Lotta alla denatalità. I pericoli della eterologa

Almeno 197 bambini, nati dallo sperma di un singolo donatore di una banca del seme danese, sarebbero esposti a un elevato rischio di cancro

Ancora una volta, l’inseguimento del “figlio a tutti i costi”, come se fosse un diritto personale, porta una notizia potenzialmente terribile per centinaia di bambini e di famiglie. Un singolo donatore di sperma, attivo per anni in Europa, ha infatti contribuito alla nascita di quasi duecento bambini. La notizia sarebbe già di per sé eccezionale. Ma a trasformarla in una tragedia è la scoperta che quell’uomo era, a sua insaputa, portatore di una mutazione genetica che aumenta drasticamente il rischio di sviluppare tumori. Alcuni dei bambini concepiti con il suo sperma sono già morti; molti altri, secondo gli esperti, si ammaleranno nel corso della loro vita.

L’inchiesta

La vicenda emerge da un’inchiesta della Bbc realizzata insieme ad altre quattordici emittenti pubbliche nell’ambito dell’European Broadcasting Union’s Investigative Journalism Network.

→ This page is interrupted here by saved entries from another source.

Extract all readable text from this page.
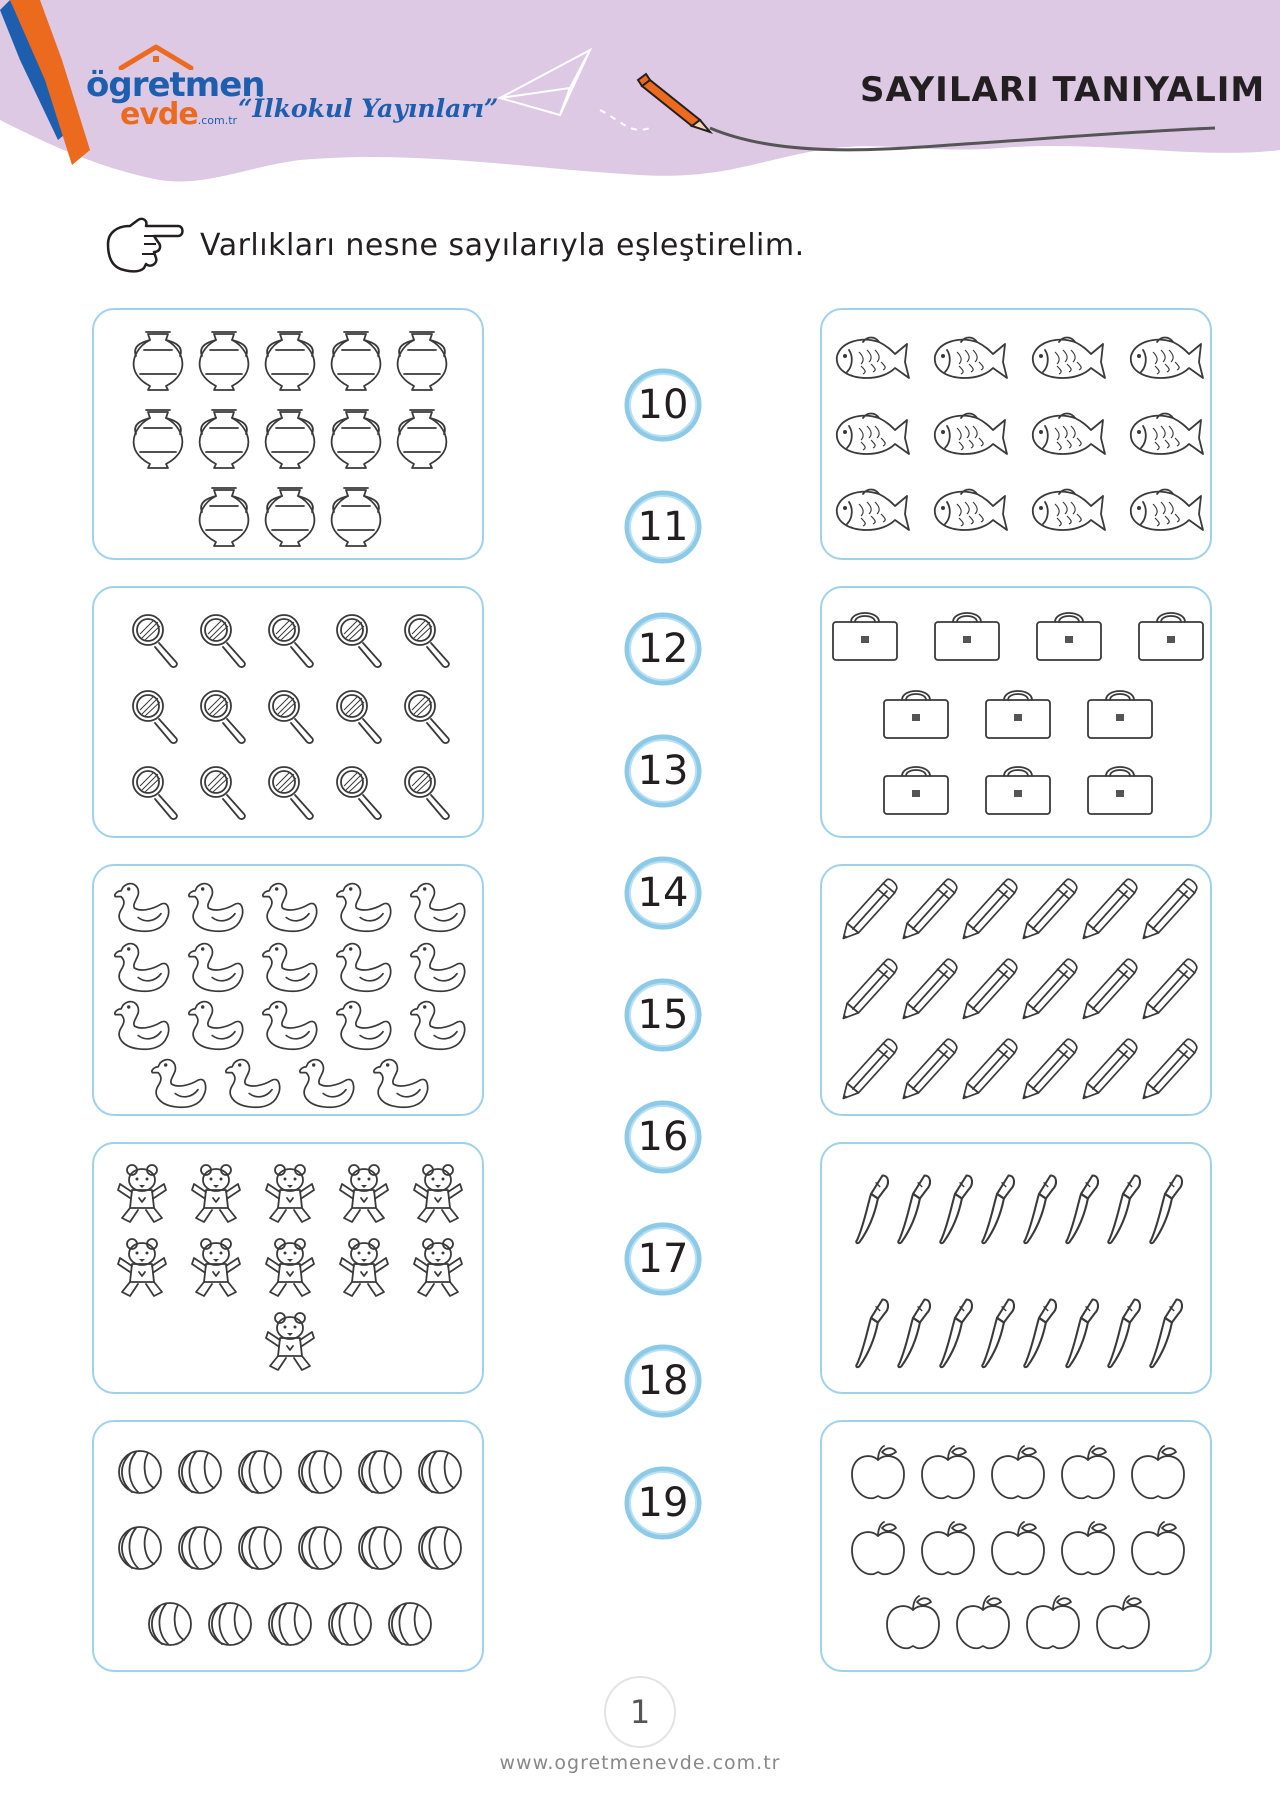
ögretmen
evde.com.tr “İlkokul Yayınları”	SAYILARI TANIYALIM
Varlıkları nesne sayılarıyla eşleştirelim.
10
11
12
13
14
15
16
17
18
19
1
www.ogretmenevde.com.tr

Germania, Spagna, Grecia, Irlanda, Islanda e Regno Unito sono tra i Paesi coinvolti. In totale, 67 cliniche in 14 nazioni hanno utilizzato sperma proveniente dallo stesso donatore, dando origine ad almeno 197 bambini.
Il seme era stato raccolto e congelato dalla European Sperm Bank, con sede in Danimarca, a partire dal 2005, quando il donatore era uno studente. È stato distribuito per 17 anni, fino al 2022. L’uomo è tuttora vivo e in buona salute, ma portatore di una mutazione che danneggia il gene Tp53, fondamentale nel prevenire la trasformazione cancerosa delle cellule. La patologia è nota come sindrome di Li-Fraumeni e comporta un rischio fino al 90 per cento di sviluppare tumori al seno, alle ossa, al cervello e leucemie.

Le reazioni

La banca del seme ha espresso profondo rammarico, sostenendo che il donatore aveva superato tutti i controlli sanitari previsti e che la mutazione non era rilevabile con i test genetici disponibili all’epoca.
L’allarme è scattato quando diversi medici hanno osservato un numero anomalo di tumori pediatrici riconducibili a donazioni di sperma. Il numero dei bambini coinvolti potrebbe crescere, poiché non tutti i Paesi hanno fornito dati completi.